= VTPP 652 Pax-6 =

Pax-6, member of the Pax gene class, is responsible for carrying the genetic information that will encode Pax-6 (protein) which dictates the development of the olfactory epithelium, eyes and central nervous system in vertebrates. Pax-6 is expressed as a transcription factor when neural ectoderm receives a combination of weak sonic hedgehog and a strong TGF-Beta signaling gradients. Expression is first seen in the forebrain, hindbrain, head ectoderm and spinal cord followed by later expression in midbrain. Expression in the head ectoderm will give rise to the nasal placodes and to the eye placodes. The nasal placodes will give rise to the olfactory epithelium while eye placodes give rise to the lens and cornea.
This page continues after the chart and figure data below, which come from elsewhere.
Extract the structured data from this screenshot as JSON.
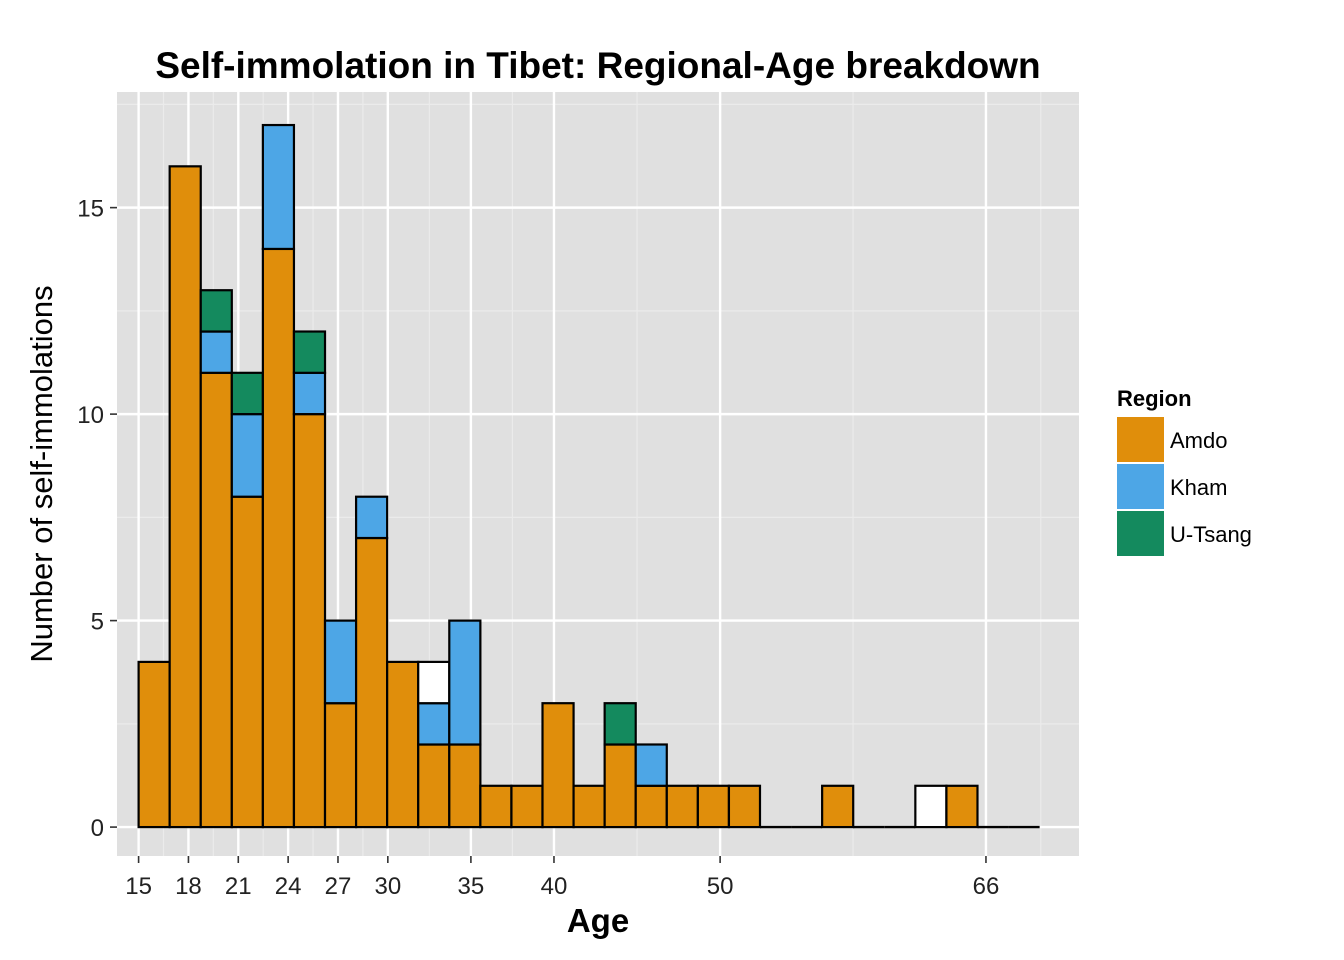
{
  "chart_data": {
    "type": "bar",
    "stacked": true,
    "title": "Self-immolation in Tibet: Regional-Age breakdown",
    "xlabel": "Age",
    "ylabel": "Number of self-immolations",
    "x_ticks": [
      15,
      18,
      21,
      24,
      27,
      30,
      35,
      40,
      50,
      66
    ],
    "y_ticks": [
      0,
      5,
      10,
      15
    ],
    "xlim": [
      13.7,
      71.6
    ],
    "ylim": [
      -0.7,
      17.8
    ],
    "grid": true,
    "legend_position": "right",
    "legend": {
      "title": "Region",
      "entries": [
        "Amdo",
        "Kham",
        "U-Tsang"
      ]
    },
    "colors": {
      "Amdo": "#E08E0B",
      "Kham": "#4DA6E6",
      "U-Tsang": "#148A5E",
      "Unknown": "#FFFFFF",
      "panel": "#E0E0E0",
      "grid_major": "#FFFFFF",
      "grid_minor": "#EBEBEB",
      "outline": "#000000"
    },
    "bin_width": 1.87,
    "bins": [
      {
        "start": 15.0,
        "Amdo": 4,
        "Kham": 0,
        "U-Tsang": 0,
        "Unknown": 0
      },
      {
        "start": 16.87,
        "Amdo": 16,
        "Kham": 0,
        "U-Tsang": 0,
        "Unknown": 0
      },
      {
        "start": 18.74,
        "Amdo": 11,
        "Kham": 1,
        "U-Tsang": 1,
        "Unknown": 0
      },
      {
        "start": 20.61,
        "Amdo": 8,
        "Kham": 2,
        "U-Tsang": 1,
        "Unknown": 0
      },
      {
        "start": 22.48,
        "Amdo": 14,
        "Kham": 3,
        "U-Tsang": 0,
        "Unknown": 0
      },
      {
        "start": 24.35,
        "Amdo": 10,
        "Kham": 1,
        "U-Tsang": 1,
        "Unknown": 0
      },
      {
        "start": 26.22,
        "Amdo": 3,
        "Kham": 2,
        "U-Tsang": 0,
        "Unknown": 0
      },
      {
        "start": 28.09,
        "Amdo": 7,
        "Kham": 1,
        "U-Tsang": 0,
        "Unknown": 0
      },
      {
        "start": 29.96,
        "Amdo": 4,
        "Kham": 0,
        "U-Tsang": 0,
        "Unknown": 0
      },
      {
        "start": 31.83,
        "Amdo": 2,
        "Kham": 1,
        "U-Tsang": 0,
        "Unknown": 1
      },
      {
        "start": 33.7,
        "Amdo": 2,
        "Kham": 3,
        "U-Tsang": 0,
        "Unknown": 0
      },
      {
        "start": 35.57,
        "Amdo": 1,
        "Kham": 0,
        "U-Tsang": 0,
        "Unknown": 0
      },
      {
        "start": 37.44,
        "Amdo": 1,
        "Kham": 0,
        "U-Tsang": 0,
        "Unknown": 0
      },
      {
        "start": 39.31,
        "Amdo": 3,
        "Kham": 0,
        "U-Tsang": 0,
        "Unknown": 0
      },
      {
        "start": 41.18,
        "Amdo": 1,
        "Kham": 0,
        "U-Tsang": 0,
        "Unknown": 0
      },
      {
        "start": 43.05,
        "Amdo": 2,
        "Kham": 0,
        "U-Tsang": 1,
        "Unknown": 0
      },
      {
        "start": 44.92,
        "Amdo": 1,
        "Kham": 1,
        "U-Tsang": 0,
        "Unknown": 0
      },
      {
        "start": 46.79,
        "Amdo": 1,
        "Kham": 0,
        "U-Tsang": 0,
        "Unknown": 0
      },
      {
        "start": 48.66,
        "Amdo": 1,
        "Kham": 0,
        "U-Tsang": 0,
        "Unknown": 0
      },
      {
        "start": 50.53,
        "Amdo": 1,
        "Kham": 0,
        "U-Tsang": 0,
        "Unknown": 0
      },
      {
        "start": 52.4,
        "Amdo": 0,
        "Kham": 0,
        "U-Tsang": 0,
        "Unknown": 0
      },
      {
        "start": 54.27,
        "Amdo": 0,
        "Kham": 0,
        "U-Tsang": 0,
        "Unknown": 0
      },
      {
        "start": 56.14,
        "Amdo": 1,
        "Kham": 0,
        "U-Tsang": 0,
        "Unknown": 0
      },
      {
        "start": 58.01,
        "Amdo": 0,
        "Kham": 0,
        "U-Tsang": 0,
        "Unknown": 0
      },
      {
        "start": 59.88,
        "Amdo": 0,
        "Kham": 0,
        "U-Tsang": 0,
        "Unknown": 0
      },
      {
        "start": 61.75,
        "Amdo": 0,
        "Kham": 0,
        "U-Tsang": 0,
        "Unknown": 1
      },
      {
        "start": 63.62,
        "Amdo": 1,
        "Kham": 0,
        "U-Tsang": 0,
        "Unknown": 0
      },
      {
        "start": 65.49,
        "Amdo": 0,
        "Kham": 0,
        "U-Tsang": 0,
        "Unknown": 0
      },
      {
        "start": 67.36,
        "Amdo": 0,
        "Kham": 0,
        "U-Tsang": 0,
        "Unknown": 0
      }
    ]
  }
}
Expression in the different brain regions is orchestrated with the combinatorial expression of other transcription factors to give rise to the central nervous system. Experiments in mice demonstrate that a deficiency in Pax-6 leads to decrease in brain size, brain structure abnormality leading to Autism, lack of iris formation or a thin cornea. Knockout experiments produced eyeless phenotypes reinforcing the gene's role in eye development. Advancing research in this area may lead us to better understanding of the complexity seen in neural development and maybe one day be able to grow eye tissue in vitro.